The design includes a pedestrian bridge to connect various sections of the park, a pollinator garden framing views to the Hackensack River, a waterfront walkway, as well as a grove of 502 trees.
The current plan shows each tree will represent a Jersey City resident who lost their life to the COVID-19 pandemic, including former Council members Viola Richardson and Michael Yun, and were unable to receive the appropriate funeral services due to the safety protocols in place at the height of the contagion.
“The Skyway Park Conservancy is proud to partner with Mayor Fulop on this memorial, as the first step in opening Skyway Park up to the citizens of Jersey City,” added Skyway Park Conservancy Chair Steve Krinsky.
“We are especially enthusiastic about giving people in the surrounding neighborhoods access to the Hackensack River and eventually to a greenway along its shores.”
Additionally, the new Skyway Park will create open space for recreational and passive use, providing public waterfront access and significantly extending the Hackensack Waterfront Walkway.
Specifically, a pedestrian bridge utilizing design vernacular from the overarching Pulaski Skyway will connect across to a formal memorial installation and the tree grove.
Every other row of the bosquet will have a path running perpendicular to the main promenade.
Beginning in 1970, the PJP Landfill site was used as a dumping ground for dangerous chemicals and industrial waste.

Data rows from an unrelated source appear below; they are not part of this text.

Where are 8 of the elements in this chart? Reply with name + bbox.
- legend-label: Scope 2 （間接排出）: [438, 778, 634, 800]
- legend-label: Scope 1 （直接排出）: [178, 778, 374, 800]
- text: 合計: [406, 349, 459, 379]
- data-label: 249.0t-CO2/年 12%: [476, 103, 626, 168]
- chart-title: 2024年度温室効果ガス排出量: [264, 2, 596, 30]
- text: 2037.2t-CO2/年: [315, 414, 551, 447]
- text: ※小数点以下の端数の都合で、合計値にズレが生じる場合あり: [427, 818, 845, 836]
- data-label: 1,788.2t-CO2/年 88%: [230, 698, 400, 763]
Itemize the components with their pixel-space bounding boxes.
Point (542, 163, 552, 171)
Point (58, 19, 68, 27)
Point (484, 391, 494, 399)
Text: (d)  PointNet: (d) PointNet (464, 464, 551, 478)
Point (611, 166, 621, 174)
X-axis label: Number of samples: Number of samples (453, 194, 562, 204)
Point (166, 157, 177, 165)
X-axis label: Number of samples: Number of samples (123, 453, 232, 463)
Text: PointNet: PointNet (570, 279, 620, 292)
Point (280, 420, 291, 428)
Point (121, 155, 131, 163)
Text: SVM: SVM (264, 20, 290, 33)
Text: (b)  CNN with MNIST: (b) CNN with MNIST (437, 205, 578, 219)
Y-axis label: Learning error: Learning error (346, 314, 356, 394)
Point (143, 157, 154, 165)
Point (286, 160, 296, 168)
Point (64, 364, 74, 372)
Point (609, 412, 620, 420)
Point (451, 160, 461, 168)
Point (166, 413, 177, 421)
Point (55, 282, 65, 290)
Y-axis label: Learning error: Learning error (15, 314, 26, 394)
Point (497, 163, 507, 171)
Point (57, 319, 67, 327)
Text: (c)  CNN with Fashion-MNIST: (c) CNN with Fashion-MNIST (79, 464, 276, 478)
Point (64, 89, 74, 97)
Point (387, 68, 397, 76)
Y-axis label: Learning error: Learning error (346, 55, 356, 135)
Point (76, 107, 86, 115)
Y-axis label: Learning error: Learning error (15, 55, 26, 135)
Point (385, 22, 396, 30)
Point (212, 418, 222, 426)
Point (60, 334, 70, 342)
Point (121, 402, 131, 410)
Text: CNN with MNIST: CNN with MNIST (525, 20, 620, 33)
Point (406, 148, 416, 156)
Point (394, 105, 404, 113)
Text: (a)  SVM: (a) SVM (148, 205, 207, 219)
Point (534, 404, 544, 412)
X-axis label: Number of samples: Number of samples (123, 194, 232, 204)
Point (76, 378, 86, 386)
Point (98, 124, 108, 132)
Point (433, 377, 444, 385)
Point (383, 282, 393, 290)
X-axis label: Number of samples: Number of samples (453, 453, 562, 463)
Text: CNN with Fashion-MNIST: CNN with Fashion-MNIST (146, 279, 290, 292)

The illegal dumping caused frequent spontaneous subsurface fires, putting the local community in danger until the landfill was capped in 1985 to eliminate additional exposure and prevent future contamination.
In 1982, the 87-acre site was added to the state’s Superfund list. Since then, the New Jersey Department of Environmental Protection (NJDEP) remediated the site. In addition to the new park, the site is now home to newly constructed warehouses and commercial use.
“I am grateful to have played a role in this 50-year saga that involved so many activists and officials across local, state, and federal governments, and I am pleased that Mayor Fulop is completing the transformation of the PJP Landfill Superfund site into the beautiful waterfront Skyway Park,” noteed Bill Matsikoudis, former Jersey City Corporation Counsel.
“Hackensack Riverkeeper is honored to have played a part in bringing this new park to Jersey City. Turning this polluted superfund site into a public park will provide another place for people to gain access to the Hackensack River,” said Bill Sheehan, the Hackensack Riverkeeper.